Mary Louise Booth
Mary Louise Booth was born on April 19, 1831 in Long Island, New York, to William Chatfield Booth and Nancy Monswell Booth. Although she did attend public schools, she was primarily self taught and considered quite precocious. As soon as she could walk, her mother said she was following her about book in hand, begging to be taught to read stories for herself. Reportedly she read the Bible and Plutarch at five and Racine by the age of seven, and she had a particular aptitude for foreign languages. Her father was a miller and educator who believed that teaching was the only suitable career for a young lady and consequently, did not support her inclination toward becoming a writer. At eighteen, she rebelled after teaching in his school for only a few years and moved to Manhattan where she pursued a literary career.
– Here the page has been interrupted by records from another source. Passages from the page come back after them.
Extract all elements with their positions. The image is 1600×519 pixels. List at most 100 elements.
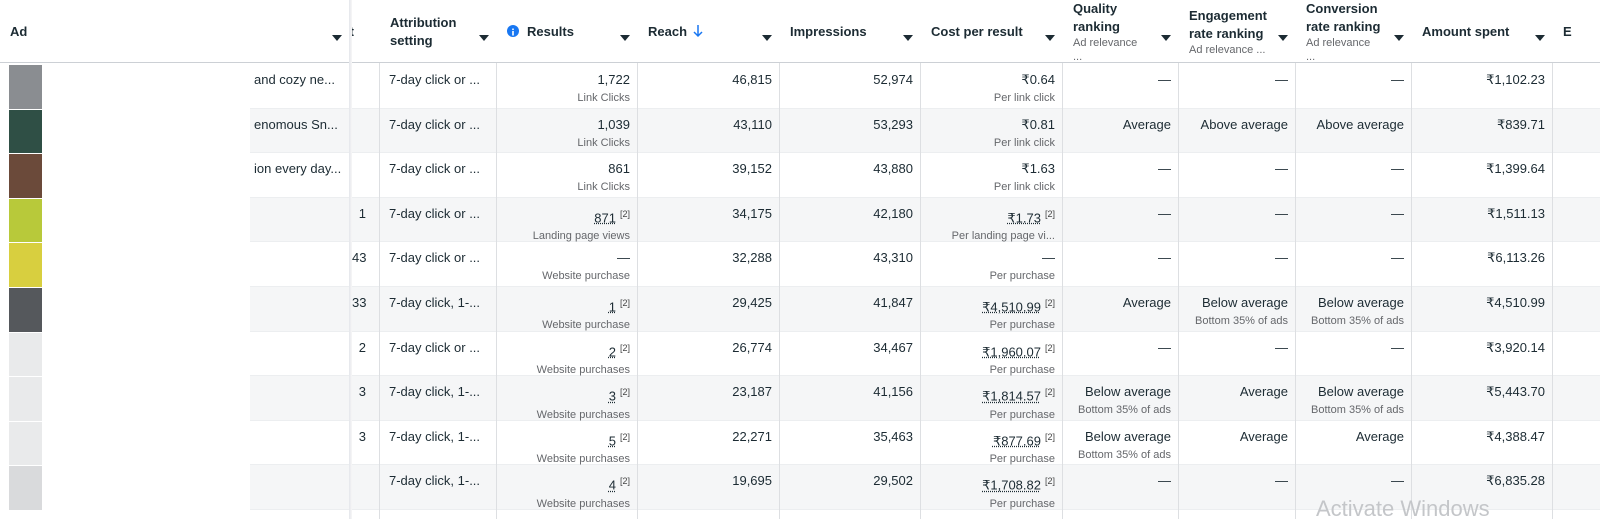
cell-value-line: — [1296,340,1404,356]
header-cell[interactable]: Conversion rate ranking Ad relevance ... [1296,0,1412,63]
cell-value-line: ₹1,814.57 [2] [921,384,1055,404]
cell-value: ₹1.73 [1007,210,1041,226]
header-label[interactable]: Engagement rate ranking [1189,7,1268,41]
header-cell[interactable]: Amount spent [1412,0,1553,63]
cell-subtext: Per purchase [989,408,1055,421]
cell-subtext: Per landing page vi... [951,230,1055,243]
header-label[interactable]: Ad [10,23,28,39]
cell-value: Below average [1318,384,1404,400]
table-cell: 26,774 [638,340,772,356]
table-cell: ₹1,708.82 [2] Per purchase [921,473,1055,510]
cell-text: 3 [358,428,366,444]
cell-subtext: Per purchase [989,453,1055,466]
header-label-box: Results [527,0,628,63]
header-cell[interactable]: t [350,0,380,63]
table-cell: — [1296,473,1404,489]
table-cell: 3 [2] Website purchases [497,384,630,421]
cell-value-line: ₹1.73 [2] [921,206,1055,226]
dropdown-caret[interactable] [903,28,913,46]
table-cell: 33 [352,295,366,311]
dropdown-caret[interactable] [620,28,630,46]
header-label-box: Conversion rate ranking Ad relevance ... [1306,0,1382,63]
header-cell[interactable]: Ad [0,0,352,63]
table-cell: Below average Bottom 35% of ads [1296,384,1404,417]
table-cell: Below average Bottom 35% of ads [1063,384,1171,417]
cell-value-line: ₹877.69 [2] [921,429,1055,449]
row-bg [0,197,1600,243]
header-label[interactable]: Amount spent [1422,23,1510,39]
cell-value-line: 1 [2] [497,295,630,315]
header-label[interactable]: Cost per result [931,23,1023,39]
table-cell: ₹877.69 [2] Per purchase [921,429,1055,466]
cell-value-line: — [1063,161,1171,177]
table-cell: Average [1179,384,1288,400]
cell-text: 7-day click or ... [389,161,481,177]
table-cell: 34,175 [638,206,772,222]
cell-subtext: Per link click [993,136,1055,149]
header-label[interactable]: Impressions [790,23,867,39]
header-label[interactable]: Reach [648,23,688,39]
cell-text: 7-day click or ... [389,339,481,355]
column-border [1411,0,1412,519]
row-bg [0,376,1600,421]
dropdown-caret[interactable] [479,28,489,46]
table-cell: Average [1296,429,1404,445]
header-cell[interactable]: Impressions [780,0,921,63]
table-cell: 7-day click or ... [389,206,480,222]
cell-subtext: Per link click [993,92,1055,104]
header-cell[interactable]: E [1553,0,1600,63]
table-cell: — [1063,161,1171,177]
cell-text: 7-day click, 1-... [389,384,481,400]
footnote: [2] [619,431,630,442]
dropdown-caret[interactable] [332,28,342,46]
dropdown-caret[interactable] [1278,28,1288,46]
cell-value-line: — [1179,340,1288,356]
dropdown-caret[interactable] [1394,28,1404,46]
cell-value-line: Above average [1296,117,1404,133]
header-cell[interactable]: Results [497,0,638,63]
header-cell[interactable]: Engagement rate ranking Ad relevance ... [1179,0,1296,63]
header-cell[interactable]: Cost per result [921,0,1063,63]
cell-value: — [1391,161,1404,177]
cell-value: Below average [1085,428,1171,444]
dropdown-caret[interactable] [1045,28,1055,46]
header-label[interactable]: E [1563,23,1572,39]
dropdown-caret[interactable] [1161,28,1171,46]
footnote: [2] [1044,298,1055,308]
table-cell: — [1296,161,1404,177]
cell-value: — [1275,250,1288,266]
cell-text: ₹1,102.23 [1486,72,1545,87]
header-cell[interactable]: Quality ranking Ad relevance ... [1063,0,1179,63]
row-bg [0,64,1600,109]
footnote: [2] [619,208,630,219]
header-label[interactable]: Conversion rate ranking [1306,0,1381,34]
header-label[interactable]: Attribution setting [390,14,457,48]
cell-text: 1 [358,205,366,221]
table-cell: Below average Bottom 35% of ads [1063,429,1171,462]
cell-value: ₹4,510.99 [982,299,1041,315]
dropdown-caret[interactable] [1535,28,1545,46]
header-sub: Ad relevance ... [1306,36,1371,63]
cell-value-line: — [921,250,1055,266]
cell-text: 52,974 [873,72,913,87]
cell-value: 871 [594,210,616,226]
cell-value: — [1275,161,1288,177]
cell-value: — [1275,205,1288,221]
header-cell[interactable]: Reach [638,0,780,63]
table-cell: 7-day click, 1-... [389,295,480,311]
cell-value: ₹877.69 [992,433,1041,449]
cell-text: 32,288 [732,250,772,266]
cell-value: 4 [608,477,616,493]
table-cell: 19,695 [638,473,772,489]
header-label[interactable]: Results [527,23,574,39]
cell-value: 3 [608,388,616,404]
header-bg [0,0,1600,63]
header-label[interactable]: Quality ranking [1073,0,1120,34]
header-cell[interactable]: Attribution setting [380,0,497,63]
dropdown-caret[interactable] [762,28,772,46]
cell-value-line: ₹1,708.82 [2] [921,473,1055,493]
table-cell: ₹1,102.23 [1412,72,1545,88]
cell-text: 53,293 [873,116,913,132]
row-bg [0,465,1600,510]
cell-value-line: — [1179,72,1288,88]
She supported herself by sewing vests during the day while studying and writing in the evenings. Eventually she was hired by the New York Times where she wrote articles on education and women’s topics. During this time she became friends with Susan B. Anthony becoming acquainted through their mutual work in the New York State Teachers' Association to equalize educational opportunities. Mary became very active in the women’s rights movement, serving as secretary at the conventions in Saratoga, New York in 1855 and then again in New York City in 1860. While engaged in this work she also began her own historical writing. Her History of the City of New York was the first comprehensive history of the city to be published.
In 1856 she began her career as translator and translated more than forty works from French to English. During the Civil War she used her skills to promote the Union cause translating Count deGasparin’s The Uprising of a Great People: The United States in 1861. Reportedly she worked twenty hours a day and completed this task in less than a week..
In 1867 Harper Brothers began the weekly magazine Harper’s Bazaar and hired Mary as its editor. She held this position for twenty two years, earning what was then an impressive salary of $4,000 a year. During her tenure circulation reached 80,000. She never married although she was engaged briefly in 1887 during a trip to Venice.
She knew everyone who was anyone. President Lincoln, Georges Sand, Winslow Homer, Oliver Wendell Holmes. As the founding editor of Harper's Bazar, she performed a great service to suffrage, according to her friend Elizabeth Cady Stanton, by 'showing that a woman can...hold for years a place at the head of a profession so difficult and so arduous.’